The irony-challenged Family Research Council has launched an attack against Kevin Jennings, President Obama’s appointee to a post in the Department of Education, because he’s (gasp) gay and he used to be the executive director of GLSEN, the Gay, Lesbian and Straight Education Network.

Jennings is set to begin his new job on Monday, as Assistant Deputy Secretary of Education for the Department’s Office of Safe and Drug-Free Schools, after his appointment was announced about a month ago. And this week, FRC launched a last-minute Web petition to oppose him. It asks a pointed question: Would you choose this teacher to guide your children?

[…]

Many of the quotes [in the petition], regarding youthful drug use and other misadventures, are from Jennings’ autobiography, Mama’s Boy, Preacher’s Son, about his coming of age in the South.

They also have a comprehensive, point-by-point essay on why Jennings shouldn’t be responsible for kids in school. Headings include, “Jennings’ and GLSEN’s concept of ‘safe schools’ means special protections for privileged groups (especially homosexuals), rather than safety for all,” and “Jennings’ own youthful drug use calls into question his suitability for promoting ‘drug-free schools.'”

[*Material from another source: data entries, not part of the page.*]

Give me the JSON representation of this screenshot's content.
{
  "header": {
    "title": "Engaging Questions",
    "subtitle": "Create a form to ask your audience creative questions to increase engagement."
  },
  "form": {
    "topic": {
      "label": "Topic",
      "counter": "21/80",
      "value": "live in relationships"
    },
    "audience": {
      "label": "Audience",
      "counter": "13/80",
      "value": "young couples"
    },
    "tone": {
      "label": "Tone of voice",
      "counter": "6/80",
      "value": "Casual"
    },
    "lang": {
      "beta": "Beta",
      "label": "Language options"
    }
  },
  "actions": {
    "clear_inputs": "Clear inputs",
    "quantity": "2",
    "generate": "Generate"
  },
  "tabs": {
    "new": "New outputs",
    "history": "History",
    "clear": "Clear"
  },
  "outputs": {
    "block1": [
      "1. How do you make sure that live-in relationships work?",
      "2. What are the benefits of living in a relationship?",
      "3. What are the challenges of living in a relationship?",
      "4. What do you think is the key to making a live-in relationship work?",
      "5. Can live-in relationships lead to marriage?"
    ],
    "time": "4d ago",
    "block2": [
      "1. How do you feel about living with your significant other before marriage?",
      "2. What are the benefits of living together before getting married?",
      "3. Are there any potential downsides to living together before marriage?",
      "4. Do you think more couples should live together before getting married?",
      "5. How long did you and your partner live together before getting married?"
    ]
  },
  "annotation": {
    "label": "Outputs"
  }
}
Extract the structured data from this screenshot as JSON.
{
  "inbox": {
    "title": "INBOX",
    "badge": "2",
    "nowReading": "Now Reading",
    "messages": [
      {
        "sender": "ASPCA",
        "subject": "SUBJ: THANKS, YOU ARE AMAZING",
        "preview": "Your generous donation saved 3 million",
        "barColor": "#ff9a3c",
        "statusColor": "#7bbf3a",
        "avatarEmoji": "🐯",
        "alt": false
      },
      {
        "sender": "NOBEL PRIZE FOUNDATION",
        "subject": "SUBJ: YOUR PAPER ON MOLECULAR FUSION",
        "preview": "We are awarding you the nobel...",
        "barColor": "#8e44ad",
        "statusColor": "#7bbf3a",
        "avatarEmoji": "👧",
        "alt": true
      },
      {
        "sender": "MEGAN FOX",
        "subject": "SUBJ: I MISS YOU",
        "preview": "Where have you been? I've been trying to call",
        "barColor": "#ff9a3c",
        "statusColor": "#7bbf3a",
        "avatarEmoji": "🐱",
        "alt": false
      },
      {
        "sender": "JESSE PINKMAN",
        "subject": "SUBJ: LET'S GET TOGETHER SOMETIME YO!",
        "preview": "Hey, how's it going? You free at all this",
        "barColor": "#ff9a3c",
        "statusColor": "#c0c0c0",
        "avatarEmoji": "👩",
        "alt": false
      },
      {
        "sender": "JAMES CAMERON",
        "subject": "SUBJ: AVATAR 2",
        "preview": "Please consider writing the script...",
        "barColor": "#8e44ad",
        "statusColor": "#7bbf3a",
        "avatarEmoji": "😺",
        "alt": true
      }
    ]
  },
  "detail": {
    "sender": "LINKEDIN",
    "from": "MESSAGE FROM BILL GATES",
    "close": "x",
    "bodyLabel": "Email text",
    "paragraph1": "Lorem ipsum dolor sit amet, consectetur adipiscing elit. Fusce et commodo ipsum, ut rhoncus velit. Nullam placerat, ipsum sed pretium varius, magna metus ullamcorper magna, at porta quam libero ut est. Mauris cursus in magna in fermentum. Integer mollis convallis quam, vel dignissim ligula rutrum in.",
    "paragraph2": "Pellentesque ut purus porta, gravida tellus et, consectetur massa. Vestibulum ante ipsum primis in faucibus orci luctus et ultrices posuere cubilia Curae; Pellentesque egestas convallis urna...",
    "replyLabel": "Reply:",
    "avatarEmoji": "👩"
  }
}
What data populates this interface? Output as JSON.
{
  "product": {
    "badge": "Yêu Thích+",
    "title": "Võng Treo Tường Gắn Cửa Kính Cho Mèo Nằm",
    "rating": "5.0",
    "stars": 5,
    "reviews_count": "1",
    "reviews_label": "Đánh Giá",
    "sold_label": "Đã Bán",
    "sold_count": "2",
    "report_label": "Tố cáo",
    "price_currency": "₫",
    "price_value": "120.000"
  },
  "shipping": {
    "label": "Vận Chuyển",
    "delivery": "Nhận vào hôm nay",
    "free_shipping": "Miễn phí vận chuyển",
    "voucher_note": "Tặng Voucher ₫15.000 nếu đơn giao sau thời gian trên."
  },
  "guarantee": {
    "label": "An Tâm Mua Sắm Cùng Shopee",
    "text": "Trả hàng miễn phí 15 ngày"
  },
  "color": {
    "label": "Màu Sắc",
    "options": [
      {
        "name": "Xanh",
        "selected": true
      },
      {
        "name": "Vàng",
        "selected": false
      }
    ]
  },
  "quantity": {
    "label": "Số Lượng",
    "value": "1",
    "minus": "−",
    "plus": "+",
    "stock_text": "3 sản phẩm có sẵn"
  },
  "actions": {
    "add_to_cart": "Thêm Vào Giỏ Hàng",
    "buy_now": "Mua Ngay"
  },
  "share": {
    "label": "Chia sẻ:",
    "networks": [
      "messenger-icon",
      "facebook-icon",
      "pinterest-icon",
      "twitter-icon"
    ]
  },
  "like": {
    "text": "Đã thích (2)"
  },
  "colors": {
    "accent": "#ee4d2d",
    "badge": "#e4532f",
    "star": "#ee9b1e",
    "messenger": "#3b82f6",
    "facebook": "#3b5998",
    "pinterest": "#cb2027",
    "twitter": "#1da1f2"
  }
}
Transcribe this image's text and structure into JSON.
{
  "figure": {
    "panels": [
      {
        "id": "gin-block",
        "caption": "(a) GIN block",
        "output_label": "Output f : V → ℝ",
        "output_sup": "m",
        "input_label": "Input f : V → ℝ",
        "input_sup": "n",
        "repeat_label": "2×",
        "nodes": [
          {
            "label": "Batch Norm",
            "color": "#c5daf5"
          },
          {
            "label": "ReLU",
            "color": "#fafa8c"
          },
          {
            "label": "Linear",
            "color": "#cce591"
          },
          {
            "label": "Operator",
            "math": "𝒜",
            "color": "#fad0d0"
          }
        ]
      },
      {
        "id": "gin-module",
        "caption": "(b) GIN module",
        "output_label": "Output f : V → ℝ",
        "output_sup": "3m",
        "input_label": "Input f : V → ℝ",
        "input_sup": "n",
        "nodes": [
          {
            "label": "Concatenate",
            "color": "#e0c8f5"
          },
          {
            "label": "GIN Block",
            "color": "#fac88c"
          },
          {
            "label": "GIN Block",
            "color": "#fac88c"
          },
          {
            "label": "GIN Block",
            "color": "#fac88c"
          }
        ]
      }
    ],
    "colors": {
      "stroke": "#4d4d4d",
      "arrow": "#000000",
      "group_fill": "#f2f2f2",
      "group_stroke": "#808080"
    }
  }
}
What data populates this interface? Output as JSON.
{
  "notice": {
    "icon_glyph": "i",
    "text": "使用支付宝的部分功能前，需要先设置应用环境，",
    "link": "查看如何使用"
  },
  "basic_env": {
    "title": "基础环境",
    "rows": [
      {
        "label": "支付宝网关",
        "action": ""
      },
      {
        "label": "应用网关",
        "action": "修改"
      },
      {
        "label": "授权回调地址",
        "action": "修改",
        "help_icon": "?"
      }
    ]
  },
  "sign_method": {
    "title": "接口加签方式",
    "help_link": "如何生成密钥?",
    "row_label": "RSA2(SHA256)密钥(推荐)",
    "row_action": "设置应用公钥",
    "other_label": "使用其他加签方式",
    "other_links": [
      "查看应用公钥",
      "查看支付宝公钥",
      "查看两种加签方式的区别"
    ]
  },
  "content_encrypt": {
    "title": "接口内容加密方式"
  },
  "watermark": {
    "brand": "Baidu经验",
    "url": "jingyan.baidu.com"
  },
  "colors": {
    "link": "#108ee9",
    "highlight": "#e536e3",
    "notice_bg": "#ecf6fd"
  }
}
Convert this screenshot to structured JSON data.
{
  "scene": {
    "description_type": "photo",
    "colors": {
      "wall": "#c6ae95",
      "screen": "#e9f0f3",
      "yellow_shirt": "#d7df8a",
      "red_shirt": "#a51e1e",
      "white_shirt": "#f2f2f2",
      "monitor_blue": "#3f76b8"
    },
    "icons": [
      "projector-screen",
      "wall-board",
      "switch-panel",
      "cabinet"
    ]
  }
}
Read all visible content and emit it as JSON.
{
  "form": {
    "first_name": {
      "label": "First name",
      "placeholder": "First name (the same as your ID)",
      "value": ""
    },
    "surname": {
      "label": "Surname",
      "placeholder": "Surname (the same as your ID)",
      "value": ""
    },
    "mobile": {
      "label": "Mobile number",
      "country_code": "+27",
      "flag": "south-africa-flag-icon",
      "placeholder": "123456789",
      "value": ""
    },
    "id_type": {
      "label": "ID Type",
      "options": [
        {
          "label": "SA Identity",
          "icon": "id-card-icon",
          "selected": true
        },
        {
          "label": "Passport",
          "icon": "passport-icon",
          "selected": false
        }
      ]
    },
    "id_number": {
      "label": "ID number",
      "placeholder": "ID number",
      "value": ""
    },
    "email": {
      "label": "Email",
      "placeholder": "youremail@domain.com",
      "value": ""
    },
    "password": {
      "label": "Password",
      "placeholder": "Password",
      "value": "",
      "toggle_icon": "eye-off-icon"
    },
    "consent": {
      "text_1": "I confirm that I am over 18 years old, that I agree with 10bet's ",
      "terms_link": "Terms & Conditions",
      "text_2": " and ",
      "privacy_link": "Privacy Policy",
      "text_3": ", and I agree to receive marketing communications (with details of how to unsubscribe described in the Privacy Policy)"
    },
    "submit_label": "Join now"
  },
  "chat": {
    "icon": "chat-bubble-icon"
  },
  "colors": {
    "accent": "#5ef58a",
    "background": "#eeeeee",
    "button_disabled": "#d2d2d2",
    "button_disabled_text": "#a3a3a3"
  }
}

Then there’s a section with this heading, to which very close attention should be paid: “Jennings favors indoctrinating even elementary-age children in pro-homosexual ideology.”

I am sure that Mr. Jennings would be more polite, him being a Southern gentleman and all, but I have a two-word response to the FRC, the second word of which is “you!”

Mr. Jennings’ appointment does not require Congressional approval, so the only point of having this hue and cry over him is just to raise a stink against a gay man who is on the record as not being particularly enthralled by the bigotry and homophobia of the FRC.

If the FRC really wants to talk about protecting family values, then why haven’t they put up an on-line petition demanding the resignation of Gov. Mark Sanford, who is actively destroying his own marriage on nationwide TV with serial news conferences that sound more like an afternoon with Oprah? So far, though, all we’ve heard from them and the other finger-waggers is silence.

The Family Research Council has been completely quiet on the South Carolina governor’s affair. So has Concerned Women for America. Ditto for Focus on the Family.

The wall of silence is all the more striking given that 10 Palmetto State senators in Sanford’s own party have called for him to step down. Does the pro-family movement burn up credibility if it looks the other way when Republican allies own up to extramarital affairs?

That assumes that they had any credibility to begin with.